Pregnancy and postpartum has changed many things about my running. I know it would be nice to hear that everything went back to normal, but it hasn’t. It’s been different but it’s also been very rewarding.
Yesterday I went on my longest run to date since being pregnancy – 16 miles. To be honest I wasn’t looking forward to the run and dreaded it most of the week. The biggest reason for this is due to some of the changes I have had in my running postpartum – both the good and the bad.
The longest run I did during pregnancy was 11 miles. It was still a good amount, but it has also been a long time now since my body has been used to long runs. My endurance has decreased from what it once was, which for the most part is to be expected.
Normally I would have a little longer to bring my endurance back up, but since I plan to run Boston in April I’ve had to bring back the long runs a bit quicker. Each week I feel small improvements, but long runs still seem to be my biggest struggle.
While my endurance has changed the good news is that it isn’t lost. Just like with anything in time it will begin to come back and one day my long runs won’t be quite as hard.
I’m sure you’ve heard a lot of women postpartum say they came back faster than before pregnancy. While I still have a good amount of time to determine if this will happen, I can see it didn’t happen right away for me. Running for the first time postpartum was definietly slow and it has taken me some time to get my legs back even with running during pregnancy.
I’ve seen small improvements since I started marathon training but it is still a long road to get back to where I once was. That’s why I didn’t set a time goal for Boston and will simply go out and have fun. Hopefully in the future I will be able to say I came back faster postpartum, but if not I’m still ready to work hard in the coming years to pick back up my speed.

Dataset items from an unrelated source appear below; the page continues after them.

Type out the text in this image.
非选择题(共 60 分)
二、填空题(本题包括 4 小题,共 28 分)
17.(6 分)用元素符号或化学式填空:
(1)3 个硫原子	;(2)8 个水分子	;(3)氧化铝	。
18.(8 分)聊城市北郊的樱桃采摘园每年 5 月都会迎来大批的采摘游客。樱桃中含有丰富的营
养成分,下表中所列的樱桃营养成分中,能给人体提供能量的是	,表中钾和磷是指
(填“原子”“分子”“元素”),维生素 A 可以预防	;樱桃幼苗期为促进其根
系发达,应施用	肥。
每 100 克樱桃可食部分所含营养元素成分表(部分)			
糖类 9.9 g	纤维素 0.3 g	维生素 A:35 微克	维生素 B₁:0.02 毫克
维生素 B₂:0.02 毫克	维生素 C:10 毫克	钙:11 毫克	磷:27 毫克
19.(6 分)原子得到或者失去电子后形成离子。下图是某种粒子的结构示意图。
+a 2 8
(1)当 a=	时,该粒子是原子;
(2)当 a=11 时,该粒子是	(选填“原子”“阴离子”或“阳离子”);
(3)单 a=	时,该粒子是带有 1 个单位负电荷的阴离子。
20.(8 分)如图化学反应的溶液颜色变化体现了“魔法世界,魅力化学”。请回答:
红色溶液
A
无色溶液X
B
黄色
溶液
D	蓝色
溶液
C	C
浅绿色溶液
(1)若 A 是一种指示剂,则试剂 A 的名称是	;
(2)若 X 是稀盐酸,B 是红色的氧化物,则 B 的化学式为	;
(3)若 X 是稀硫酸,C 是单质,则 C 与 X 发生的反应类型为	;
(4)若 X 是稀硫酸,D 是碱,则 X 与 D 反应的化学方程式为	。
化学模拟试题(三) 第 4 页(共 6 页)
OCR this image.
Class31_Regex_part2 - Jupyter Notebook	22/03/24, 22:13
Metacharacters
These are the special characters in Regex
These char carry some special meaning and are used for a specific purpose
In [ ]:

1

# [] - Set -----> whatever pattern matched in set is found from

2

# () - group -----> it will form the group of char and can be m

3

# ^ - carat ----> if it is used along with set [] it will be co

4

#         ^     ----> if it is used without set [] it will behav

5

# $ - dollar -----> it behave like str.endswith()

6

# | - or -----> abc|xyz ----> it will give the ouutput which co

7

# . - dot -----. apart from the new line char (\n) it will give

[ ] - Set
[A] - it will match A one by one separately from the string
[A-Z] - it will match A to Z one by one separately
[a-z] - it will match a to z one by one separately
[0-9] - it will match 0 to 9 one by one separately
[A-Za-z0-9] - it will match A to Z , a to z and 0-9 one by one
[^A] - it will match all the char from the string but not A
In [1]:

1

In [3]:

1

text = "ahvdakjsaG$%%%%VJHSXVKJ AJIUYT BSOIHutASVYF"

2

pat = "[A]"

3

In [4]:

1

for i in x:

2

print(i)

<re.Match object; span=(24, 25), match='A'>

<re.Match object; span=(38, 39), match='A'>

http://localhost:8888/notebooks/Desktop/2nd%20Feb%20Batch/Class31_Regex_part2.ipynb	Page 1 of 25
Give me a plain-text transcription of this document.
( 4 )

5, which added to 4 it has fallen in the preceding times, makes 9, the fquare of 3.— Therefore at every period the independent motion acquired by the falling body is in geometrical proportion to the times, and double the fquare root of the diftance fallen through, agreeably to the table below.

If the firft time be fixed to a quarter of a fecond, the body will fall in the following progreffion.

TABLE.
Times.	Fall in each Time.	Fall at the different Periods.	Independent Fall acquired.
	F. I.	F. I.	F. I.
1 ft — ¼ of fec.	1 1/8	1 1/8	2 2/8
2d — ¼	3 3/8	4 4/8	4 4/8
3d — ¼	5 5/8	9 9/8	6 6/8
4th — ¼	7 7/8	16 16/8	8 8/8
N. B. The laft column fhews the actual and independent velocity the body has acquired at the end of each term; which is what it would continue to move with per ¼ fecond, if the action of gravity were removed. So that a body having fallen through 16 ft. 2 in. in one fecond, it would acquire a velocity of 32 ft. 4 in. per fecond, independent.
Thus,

My mental toughness has actually improved since before pregnancy. There is something about childbirth that really made me strong postpartum. The mental strength I had to use during delivery was a lot like the mental strength you use during a marathon.
I’ve noticed as I face harder runs postpartum that I am able to dig deeper and mentally focus a lot more than I did previously.
My husband and I used to spend 3+ hours at the gym some days running, stretching, and doing strength work. We didn’t have anyone else’s schedule to go by. We could take as long as we wanted, but now that has changed.
I find that I am much more productive and focused during my workouts. I obviously no longer have an unlimited amount of time and am fitting my running and strength training around my sweet boy’s schedule. While this may seem like a negative, I look at it as a positive! I have to focus on quality over quantity. I have to make the most of the time I have and that has made me a much more efficient runner.
After you have a baby, you running changes. Some changes will be great and others will be frustrating. I believe that believe prepared and realistic when approaching postpartum running is essential and it has made me a better and stronger runner because of it.
Don’t get frustrated with postpartum running. It will take some time to build your body back to what it once was, but it doesn’t mean that it will never happen! Don’t expect it over night but slowly and surely changes happen. Your body has gone through a lot and in the end you will be stronger because of it!